Utilizing sensor technology, Hubert Kaufmann’s photographic series, we might at first glance mistake artworks in the century of their technical reproducibility. On the contrary, they are the most fitting definition of works of art during the period of the repetition of (im)possible probabilities—a conceptual realm of the conjunction of technology and the emerging or already realized image content. The conflict of this idea is the basis of Kaufmann’s photographic practice and the most critical system of his work: constant replays of history, where from the broadest thematic concerns he carefully shifts into consciously detailed visual representations.

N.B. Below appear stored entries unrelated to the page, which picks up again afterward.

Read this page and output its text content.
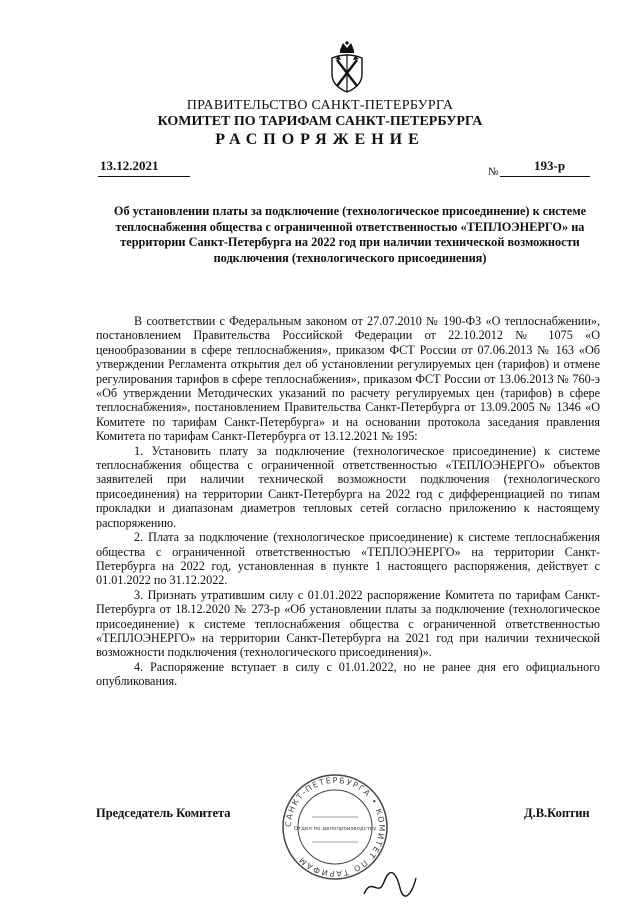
ПРАВИТЕЛЬСТВО САНКТ-ПЕТЕРБУРГА
КОМИТЕТ ПО ТАРИФАМ САНКТ-ПЕТЕРБУРГА
РАСПОРЯЖЕНИЕ
13.12.2021	№	193-р
Об установлении платы за подключение (технологическое присоединение) к системе теплоснабжения общества с ограниченной ответственностью «ТЕПЛОЭНЕРГО» на территории Санкт-Петербурга на 2022 год при наличии технической возможности подключения (технологического присоединения)

В соответствии с Федеральным законом от 27.07.2010 № 190-ФЗ «О теплоснабжении», постановлением Правительства Российской Федерации от 22.10.2012 № 1075 «О ценообразовании в сфере теплоснабжения», приказом ФСТ России от 07.06.2013 № 163 «Об утверждении Регламента открытия дел об установлении регулируемых цен (тарифов) и отмене регулирования тарифов в сфере теплоснабжения», приказом ФСТ России от 13.06.2013 № 760-э «Об утверждении Методических указаний по расчету регулируемых цен (тарифов) в сфере теплоснабжения», постановлением Правительства Санкт-Петербурга от 13.09.2005 № 1346 «О Комитете по тарифам Санкт-Петербурга» и на основании протокола заседания правления Комитета по тарифам Санкт-Петербурга от 13.12.2021 № 195:

1. Установить плату за подключение (технологическое присоединение) к системе теплоснабжения общества с ограниченной ответственностью «ТЕПЛОЭНЕРГО» объектов заявителей при наличии технической возможности подключения (технологического присоединения) на территории Санкт-Петербурга на 2022 год с дифференциацией по типам прокладки и диапазонам диаметров тепловых сетей согласно приложению к настоящему распоряжению.

2. Плата за подключение (технологическое присоединение) к системе теплоснабжения общества с ограниченной ответственностью «ТЕПЛОЭНЕРГО» на территории Санкт-Петербурга на 2022 год, установленная в пункте 1 настоящего распоряжения, действует с 01.01.2022 по 31.12.2022.

3. Признать утратившим силу с 01.01.2022 распоряжение Комитета по тарифам Санкт-Петербурга от 18.12.2020 № 273-р «Об установлении платы за подключение (технологическое присоединение) к системе теплоснабжения общества с ограниченной ответственностью «ТЕПЛОЭНЕРГО» на территории Санкт-Петербурга на 2021 год при наличии технической возможности подключения (технологического присоединения)».

4. Распоряжение вступает в силу с 01.01.2022, но не ранее дня его официального опубликования.

Председатель Комитета	Д.В.Коптин
САНКТ-ПЕТЕРБУРГА • КОМИТЕТ ПО ТАРИФАМ
Отдел по делопроизводству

The first step Kaufmann takes to make his works is making him a “skeleteur” where he takes apart his digital camera, removes the sensor and then places it back, making the camera to see only certain sections; he then takes the picture by scanning its surroundings repeatedly. The process results in images where visual noise dominates—areas of color saturation and pixels eruption—those are the RAW files that are actually more than just representations of their surroundings or color compositions that are alluring.
These sensor-based works are said to be more suitable to be called conceptual references to the past, the present, and—not the expected way—the dark forest – related futuropean in spite of their lively coloration. The paradox comes from the fact that hedges images away in a dark space, a virtual void, and brings them to a picture of a Big Bang or nuclear catastrophes at the very time. One is the emblem of creation, the other the tool of destruction. It is obvious that these things that are against each other in one unity are not coincidental. Both things, as opposites, are made through the processes of repetition and reproducibility. New sensors come with refueled abstracted virtual data realities, once more once more “skeltonized”—the chromatic outcome invariably varies, however, nothing changes in reality. And that is because it is both evidently and inevitably so, it is and will be the one that continues to persist.